The six-hospital STEP project, the largest study ever conducted on distant intercessory prayer, has just confirmed that distant prayer has no beneficial effect on cardiac patients. The large multiple-hospital MANTRA II study published last year also showed that distant prayer had no beneficial effects.

What are the implications? Is there no God? Is there a God who does not answer prayers?

In my opinion, our conclusion should be a bit more mundane. Rather than wasting more time and money on similar studies, scientists should stick to science and theologians should focus on theology.

For thousands of years, supposedly-answered prayers and healing “miracles” have been used as evidence for the existence of God or gods. Today, some individuals would like to demonstrate scientifically that distant prayer works in order to prove that their particular concept of God is correct. But there is a down side to playing such games: What if scientific studies continue to demonstrate that distant prayer does not work?

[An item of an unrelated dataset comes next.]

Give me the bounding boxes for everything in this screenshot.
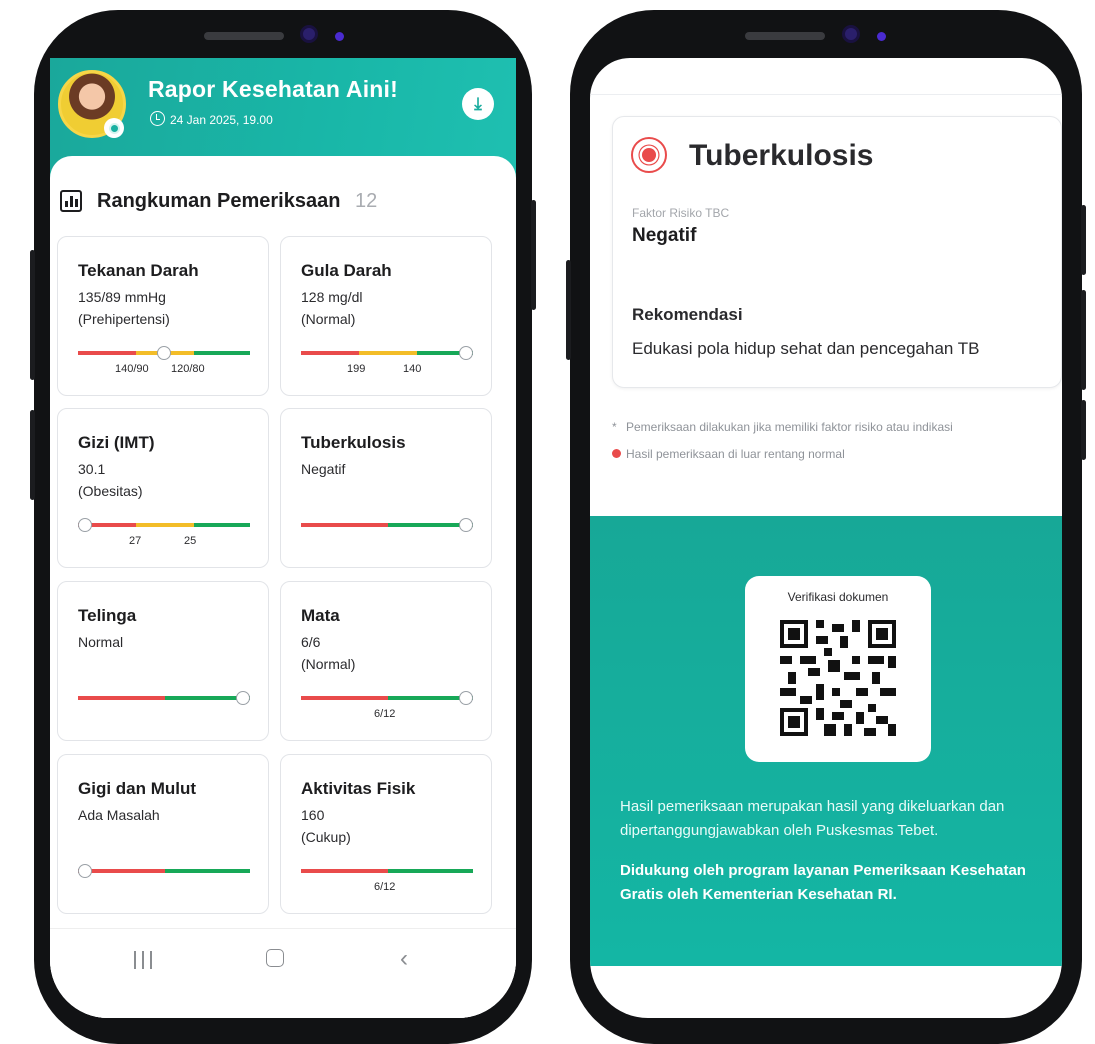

From a scientific perspective, the concept of scientifically investigating alleged supernatural phenomena is paradoxical. Science is firmly based on the assumption of a natural, albeit highly complex universe. Science cannot comment on claimed supernatural realms precisely because, by definition, they are claimed to exist outside of the natural universe. If prayers could cause supernatural events to occur in the natural world, then no scientific study could ever be trusted. How could we ever know if a study’s results had been altered by distant prayers?

Thinking about prayer

Interestingly, the concept of investigating alleged supernatural phenomena is also absurd when viewed from a theological perspective. If you doubt this, ponder the following questions:

Is intercessory prayer a contest in which the one with the most prayers wins?
Is God so busy that he can only help people when enough prayers come in on their behalf?
Do prayers from five people constitute a higher and more efficacious dose of prayer than those from two people? What if the two people have stronger faith than the five?
Can God be tricked into participating in a prayer research study?
Why can God heal functional defects but not structural defects? For example, prayer has seemingly helped countless people with allegedly “paralyzed legs” discard their wheelchairs but, strangely, prayer has never caused a single amputated leg to re-grow.
Are prayers for healing directed to Allah or Yahweh as effective as prayers to Jesus or God the Father? Should such questions be investigated by randomized controlled trials?

Discussions of faith healing and distant prayer belong in religious journals, not scientific journals. It is one thing to tell an audience at a religious revival that prayers yield miracle cures but quite another to make the same claim in a scientific journal.

For some people, miracles, or perhaps symbolic miracles, are metaphors for God’s love. Science does not deal in metaphors. Science deals with events that can be tested, verified and replicated. In the entire history of modern science, no claim of any type of supernatural phenomena has ever been replicated under strictly controlled conditions.

If intercessory prayers actually worked, one would expect the faithful to have vastly less disease and far greater life spans than nonbelievers. This is obviously not the case. In spite of persistent prayers by faithful friends and relatives, religious people die just as frequently and just as horribly as people who receive no intercessory prayers.

What’s the harm of prayer?

It is often claimed that intercessory prayers may not work but at least do no harm. However, reliance on faith healing can cause serious harm and even death. The consequences of avoiding medical care because of reliance on religious rituals and faith healing have been well documented. Another report in the journal Pediatrics in 1998 identified 158 children who died because of reliance on faith healing and religion-motivated medical neglect.

The STEP publication concludes by stating that the research could not address a large number of religious questions, such as whether God exists, or whether God answers intercessory prayers. The former question is obviously beyond the scope of the research, but the latter seems to be the very point of doing this huge study. The intercessory prayers in this study were clearly directed to God. Why conduct a huge randomized multi-center study if you are not going to take the results seriously? As a very wise man once said, “if you might not like the answer, don’t ask the question.”

Dr. Bruce L. Flamm is clinical professor of obstetrics and gynecology at the University of California, Irvine. This article was written for Science & Theology News.